Que tipo de treinamento o senhor buscou quando jovem?
Eu praticava como um fanático, constantemente e arduamente. Eu fazia tudo. Quando nossos centros colidem uns com os outros, isto é kokyu. Disto emerge uma técnica ilimitada, dependendo da escolha de subir, descer ou ir para o lado. "Takemusu" acontece quando um centro colide com outro e, neste momento, dependendo de como alguém se mova, a técnica é concebida. Quando se executa o ikkyo, por exemplo, não é bom fazer um ikkyo que já tenha sido feito; ele tem de se criado a cada momento.

Voltando à época em que o senhor treinava sob a orientação de O-Sensei, o senhor foi capaz de compreender tudo o que ele dizia em suas técnicas e conversas?
Não, eu não era capaz. Naquela época, a única coisa que eu compreendia era que minhas pernas estavam dormentes por estar sentado há tanto tempo em seiza. Mesmo assim, eu parecia não afundar de alguma maneira, absorvido através dos meus "poros", assim dizendo. Como no jingle do Ryukakusan [um remédio para tosse muito popular no Japão], se você diser "Se você tiver tosse ...." a qualquer japonês, eles responderão inconscientemente "Tome Ryukakusan!" Do mesmo jeito que o jingle, em algum ponto, a informação deve ter sido incorporada em minha mente. E como o ditado revela, "um atendente numa loja perto de um templo irá recitar as sutras espontaneamente."

O senhor tem alguma estória ou anedota sobre O-Sensei que possa dividir conosco?

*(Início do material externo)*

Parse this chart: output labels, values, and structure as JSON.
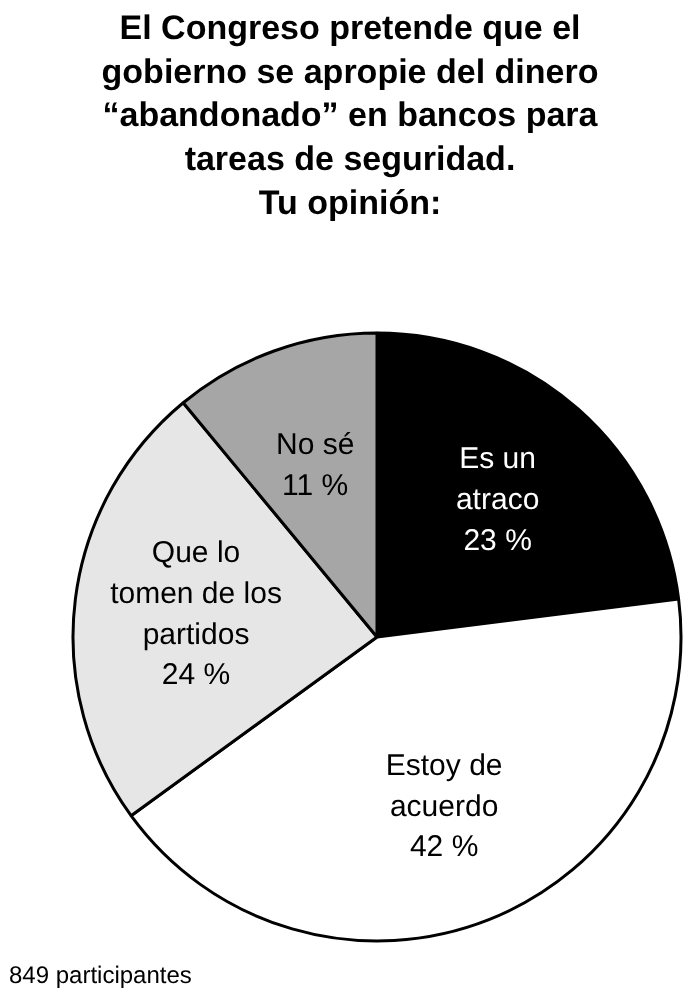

Há várias coisas que aconteceram enquanto eu o acompanha-va durante suas viagens. Lembro-me que certa vez ele ficou bravo comigo quando perguntei a ele, "Sensei, como devo explicar quando as pessoas me perguntarem o que é o Aikido?" (risos) Dificilmente alguém tinha ouvido falar sobre o Aikido naquela época, então eu sempre ficava em apuros quando tinha de explicar algo sobre o Aikido. Eu achei que Ueshiba O-Sensei seria capaz de explicar o Aiki-do, visto que foi ele quem o criou. Mas quando perguntei a ele, ele bateu os pés no chão e exclamou, "Aiki? Eu sou aiki!" Naquele tempo, eu fiquei surpreso e pensei comigo mesmo , "Ele é o fundador e mesmo assim não vai me explicar!" (ri-sos) No entanto, pensando nisso mais tarde, eu percebi o grande significado de suas palavras.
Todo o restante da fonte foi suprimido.